If nobody pays attention or responds to your initial outreach, don’t get discouraged! Most project launches are an iterative process that can take months or years. If you don’t get a response the first time, try a different tactic, or look for ways to add value to others’ work first. Promoting and launching your project takes time and dedication.

Go where your project’s audience is (offline)

Public speaking

Offline events are a popular way to promote new projects to audiences. They’re a great way to reach an engaged audience and build deeper human connections, especially if you are interested in reaching developers.

If you’re new to public speaking, start by finding a local meetup that’s related to the language or ecosystem of your project.

If you’ve never spoken at an event before, it’s perfectly normal to feel nervous! Remember that your audience is there because they genuinely want to hear about your work.

As you write your talk, focus on what your audience will find interesting and get value out of.

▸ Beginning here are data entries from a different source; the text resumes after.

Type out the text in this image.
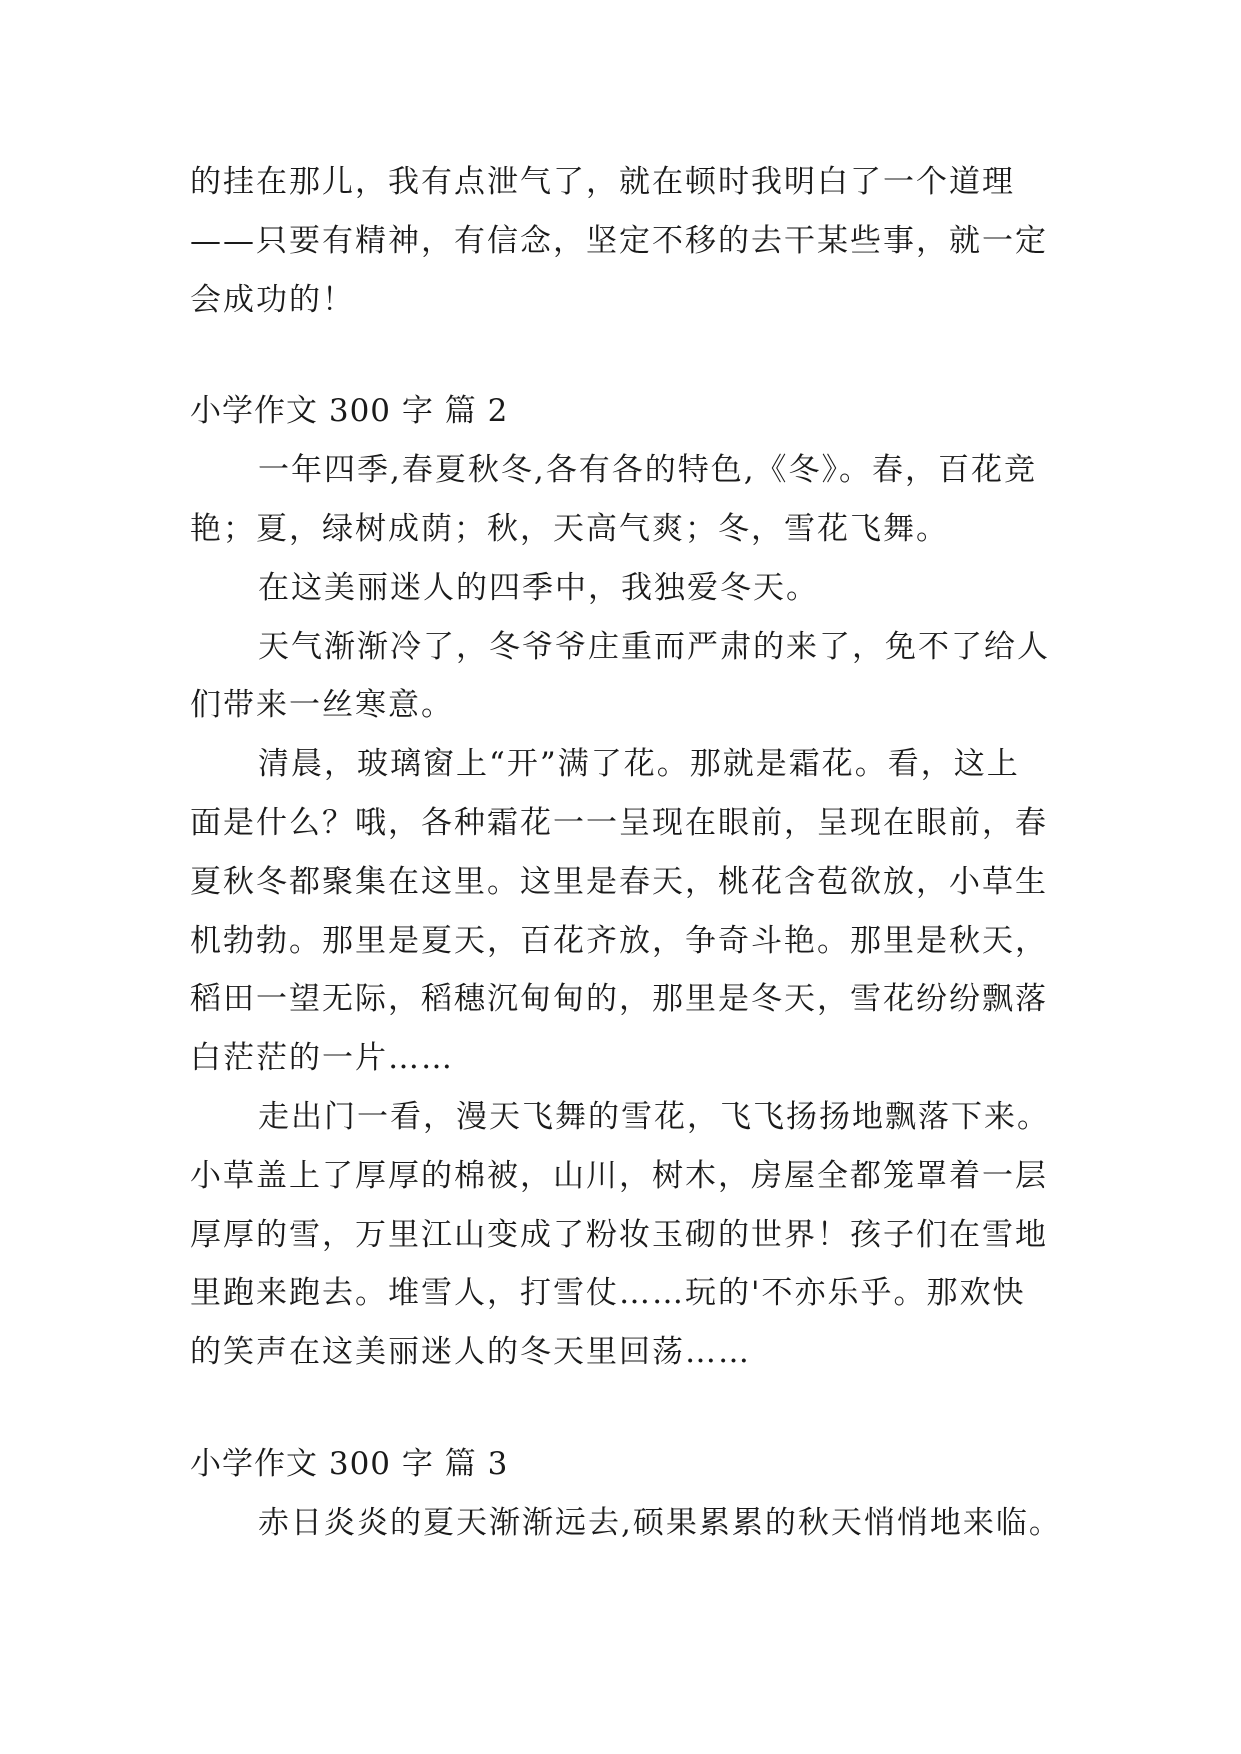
的挂在那儿，我有点泄气了，就在顿时我明白了一个道理
——只要有精神，有信念，坚定不移的去干某些事，就一定
会成功的！
小学作文 300 字 篇 2
一年四季,春夏秋冬,各有各的特色,《冬》。春，百花竞
艳；夏，绿树成荫；秋，天高气爽；冬，雪花飞舞。
在这美丽迷人的四季中，我独爱冬天。
天气渐渐冷了，冬爷爷庄重而严肃的来了，免不了给人
们带来一丝寒意。
清晨，玻璃窗上“开”满了花。那就是霜花。看，这上
面是什么？哦，各种霜花一一呈现在眼前，呈现在眼前，春
夏秋冬都聚集在这里。这里是春天，桃花含苞欲放，小草生
机勃勃。那里是夏天，百花齐放，争奇斗艳。那里是秋天，
稻田一望无际，稻穗沉甸甸的，那里是冬天，雪花纷纷飘落
白茫茫的一片……
走出门一看，漫天飞舞的雪花，飞飞扬扬地飘落下来。
小草盖上了厚厚的棉被，山川，树木，房屋全都笼罩着一层
厚厚的雪，万里江山变成了粉妆玉砌的世界！孩子们在雪地
里跑来跑去。堆雪人，打雪仗……玩的'不亦乐乎。那欢快
的笑声在这美丽迷人的冬天里回荡……
小学作文 300 字 篇 3
赤日炎炎的夏天渐渐远去,硕果累累的秋天悄悄地来临。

Keep your language friendly and approachable. Smile, breathe, and have fun.

When you feel ready, consider speaking at a conference to promote your project. Conferences can help you reach more people, sometimes from all over the world.

Look for conferences that are specific to your language or ecosystem. Before you submit your talk, research the conference to tailor your talk for attendees and increase your chances of being accepted to speak at the conference. You can often get a sense of your audience by looking at a conference’s speakers.

Build a reputation

In addition to the strategies outlined above, the best way to invite people to share and contribute to your project is to share and contribute to their projects.

Helping newcomers, sharing resources, and making thoughtful contributions to others’ projects will help you build a positive reputation. Being an active member in the open source community will help people have context for your work and be more likely to pay attention to and share your project. Developing relationships with other open source projects can even lead to official partnerships.

It’s never too early, or too late, to start building your reputation. Even if you’ve launched your own project already, continue to look for ways to help others.

There is no overnight solution to building an audience. Gaining the trust and respect of others takes time, and building your reputation never ends.

Keep at it!

It may take a long time before people notice your open source project. That’s okay! Some of the most popular projects today took years to reach high levels of activity. Focus on building relationships instead of hoping that your project will spontaneously gain popularity. Be patient, and keep sharing your work with those who appreciate it.